Я взглянул на Джулиана, сидевшего за соседним столом, ожидая от него объяснений, но и он взирал на меня с недоумением. Джулиана не порадовало мое опоздание, еще меньше его радовало непрошеное присутствие Грегори Коллинза, но в первую очередь он был сбит с толку. Галерея редкой книги – не самое подходящее место для демонстрации сильных чувств. Джулиан энергично замахал руками, показывая на меня, на Грегори, на дверь. Ему было все равно, что я буду делать, лишь бы я удалил эту проблему из магазина. Грегори поднял взгляд, увидел меня и окончательно раскис. Его подбородок съежился, словно мягкая резина, и Грегори с каким-то утробным причмокиванием застонал.

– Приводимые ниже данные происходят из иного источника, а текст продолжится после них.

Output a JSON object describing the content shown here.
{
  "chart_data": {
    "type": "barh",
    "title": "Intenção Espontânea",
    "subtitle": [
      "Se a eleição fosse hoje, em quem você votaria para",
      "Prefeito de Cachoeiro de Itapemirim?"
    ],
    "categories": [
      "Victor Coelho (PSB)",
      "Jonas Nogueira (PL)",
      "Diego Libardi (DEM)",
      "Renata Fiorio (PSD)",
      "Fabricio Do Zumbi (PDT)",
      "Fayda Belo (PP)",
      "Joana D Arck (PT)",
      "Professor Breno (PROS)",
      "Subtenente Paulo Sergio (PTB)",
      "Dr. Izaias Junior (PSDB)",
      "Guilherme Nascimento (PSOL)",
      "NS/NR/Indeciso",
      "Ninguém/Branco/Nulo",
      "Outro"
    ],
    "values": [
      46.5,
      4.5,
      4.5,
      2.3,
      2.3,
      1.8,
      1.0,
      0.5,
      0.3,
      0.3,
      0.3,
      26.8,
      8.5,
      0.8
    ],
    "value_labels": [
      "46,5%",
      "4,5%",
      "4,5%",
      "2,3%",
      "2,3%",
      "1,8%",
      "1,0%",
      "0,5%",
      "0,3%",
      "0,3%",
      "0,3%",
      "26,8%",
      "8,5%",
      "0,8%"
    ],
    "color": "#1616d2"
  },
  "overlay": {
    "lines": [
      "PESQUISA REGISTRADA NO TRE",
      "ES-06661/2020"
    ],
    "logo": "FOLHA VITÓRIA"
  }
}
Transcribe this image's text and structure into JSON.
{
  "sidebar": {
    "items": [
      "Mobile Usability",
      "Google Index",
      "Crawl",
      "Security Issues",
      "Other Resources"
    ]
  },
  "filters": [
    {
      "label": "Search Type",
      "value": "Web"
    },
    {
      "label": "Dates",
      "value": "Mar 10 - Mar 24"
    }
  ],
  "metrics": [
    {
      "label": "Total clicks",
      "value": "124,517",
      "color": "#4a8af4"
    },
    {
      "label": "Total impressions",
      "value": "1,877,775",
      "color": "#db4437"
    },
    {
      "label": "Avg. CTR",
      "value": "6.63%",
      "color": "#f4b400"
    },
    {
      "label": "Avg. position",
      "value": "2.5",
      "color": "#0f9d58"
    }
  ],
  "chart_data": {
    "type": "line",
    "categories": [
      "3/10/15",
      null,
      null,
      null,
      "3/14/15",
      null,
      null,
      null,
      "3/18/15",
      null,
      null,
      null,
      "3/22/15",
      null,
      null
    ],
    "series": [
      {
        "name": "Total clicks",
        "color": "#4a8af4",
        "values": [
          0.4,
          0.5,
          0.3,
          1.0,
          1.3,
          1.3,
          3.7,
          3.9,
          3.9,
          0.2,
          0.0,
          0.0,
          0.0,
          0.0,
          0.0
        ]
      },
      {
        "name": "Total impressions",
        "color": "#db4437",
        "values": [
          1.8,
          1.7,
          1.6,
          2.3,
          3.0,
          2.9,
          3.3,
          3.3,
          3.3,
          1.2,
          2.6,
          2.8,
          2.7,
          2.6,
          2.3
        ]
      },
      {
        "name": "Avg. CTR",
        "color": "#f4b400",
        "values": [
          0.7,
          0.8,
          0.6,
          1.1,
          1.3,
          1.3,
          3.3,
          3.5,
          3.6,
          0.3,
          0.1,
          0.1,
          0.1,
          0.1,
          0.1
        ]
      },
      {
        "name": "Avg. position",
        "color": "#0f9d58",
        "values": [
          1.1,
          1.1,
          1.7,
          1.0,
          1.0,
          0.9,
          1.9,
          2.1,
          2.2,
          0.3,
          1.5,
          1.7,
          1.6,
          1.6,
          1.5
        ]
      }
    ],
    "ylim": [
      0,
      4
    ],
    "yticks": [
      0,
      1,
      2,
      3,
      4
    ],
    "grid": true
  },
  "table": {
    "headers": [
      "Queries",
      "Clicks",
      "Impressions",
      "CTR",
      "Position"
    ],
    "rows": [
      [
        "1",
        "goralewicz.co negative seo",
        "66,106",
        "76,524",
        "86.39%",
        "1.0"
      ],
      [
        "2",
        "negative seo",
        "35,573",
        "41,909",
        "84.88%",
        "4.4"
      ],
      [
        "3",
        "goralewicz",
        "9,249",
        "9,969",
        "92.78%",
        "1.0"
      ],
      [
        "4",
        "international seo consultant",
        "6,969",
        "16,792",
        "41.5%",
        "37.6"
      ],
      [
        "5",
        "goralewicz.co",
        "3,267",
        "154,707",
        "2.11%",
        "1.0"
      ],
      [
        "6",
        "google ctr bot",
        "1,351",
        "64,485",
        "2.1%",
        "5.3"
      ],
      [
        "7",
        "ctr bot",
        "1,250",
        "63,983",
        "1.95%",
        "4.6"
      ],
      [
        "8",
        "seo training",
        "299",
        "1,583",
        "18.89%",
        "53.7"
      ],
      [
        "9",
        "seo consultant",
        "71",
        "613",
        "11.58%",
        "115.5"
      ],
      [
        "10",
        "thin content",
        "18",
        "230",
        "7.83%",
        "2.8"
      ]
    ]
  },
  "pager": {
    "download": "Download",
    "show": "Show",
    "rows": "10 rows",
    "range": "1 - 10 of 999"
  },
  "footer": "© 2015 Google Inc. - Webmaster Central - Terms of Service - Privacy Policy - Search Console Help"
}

– Давай… давай выпьем по чашке кофе, – сказал я.
– Чаю, – сказал Грегори. – Кофе я не пью.
Вскоре мы сидели в тесном, переполненном грязном заведении за шатким круглым столиком, который грозил опрокинуться от каждого неловкого движения Грегори. Мы заказали чай для него, кофе для меня и пару сандвичей с беконом. Грегори понемногу приходил в себя. Он шумно высморкался в большой синий платок. Расспрашивать, что случилось и чем он так расстроен, я не стал, решив, что это слишком пошло. Я молчал, ожидая, когда заговорит он сам.
– По мне, так ты вчера выглядел на уровне, – сказал он. Я немного удивился такому началу, ждал ведь, что разговор пойдет о чем-то серьезном. – И читал ты на уровне. Конечно, не так, как читал бы я, но на уровне.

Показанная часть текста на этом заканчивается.